I often hear this phrase among people in Pakistan (or Pakistanis in America) who have had experiences living in other countries, where they live and work among Jewish people and have Jewish friends. “I’m against Israel’s genocidal policies/occupation of Palestine/the existence of Israel as an apartheid state but I’m not anti-Semitic.” It is a way of establishing one’s position vis-a-vis the Israeli-Palestinian conflict while still assuring our Jewish friends that we are not against their religion or them as Jews.
Does it work? Is it believable or credible? Or is Israel so indivisible from Jewishness that this is an impossible position to take?
I don’t have all the answers. I do feel, though, that we need to tread carefully when we talk about being “anti-Israel but not anti-Semitic” as Muslims, Pakistanis, or anyone else who is not Jewish and feels an affinity with Arabs and Palestinians because we imagine Islam compels us to do so.
Imagine this: that a friend comes up to you and says, “I’m against Pakistan/its oppressive policies against the Pashtuns/the genocide in Baluchistan but I’m not against Islam.”

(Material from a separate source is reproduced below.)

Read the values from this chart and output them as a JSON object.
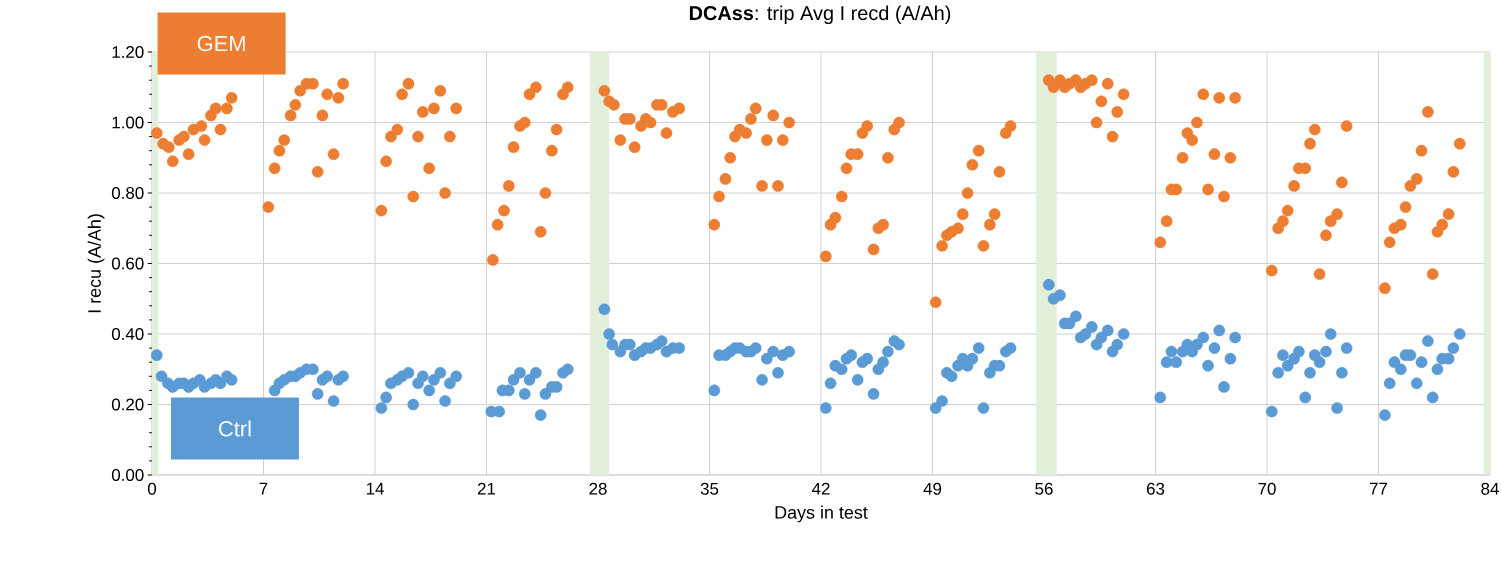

Would that make sense to you?
Pakistan is so deeply identified with Islam that it would be a Herculean task to separate one from the other. If an outsider were to make the statement “I’m against Pakistan but I’m not against Islam” you would immediately feel alienated and on the defensive, as if your identity as a Pakistani Muslim was being threatened or called into question. However, if a Pakistani talked about opposing policies espoused by the Pakistani government, you would know they were speaking with an insider’s view, with an understanding of context, and with a deep love for the country despite its mistakes and missteps.
So too it is with Israel: when we speak of being “against” Israel but not against Judaism, we are not realizing what we are saying and how it is perceived (Please note that I am not saying a pro-Palestinian stance is undesirable or that we must not call out nations that engage in occupation and oppression). But trying to hedge your bets, as someone who is not Jewish, may strike someone as insincere at best, dishonest at worst, and agenda-driven regardless.
It is probably best to give the space to those Jews and those Israelis who understand the system and religion to lead the movement and protest against its oppressions and injustices. And there are many Jews and many Israelis of conscience who do understand and who do oppose those policies and who do lead the protests. We as Pakistanis, Muslims, and non-Jews, can support those Israeli voices and amplify their message, while remaining pro-Palestinian in a political sense.
But we must always bear in mind that Jews around the world still hold the idea of Israel, a homeland for their people, dear to their hearts.
Tread carefully, because you tread on their dreams, to paraphrase Yeats.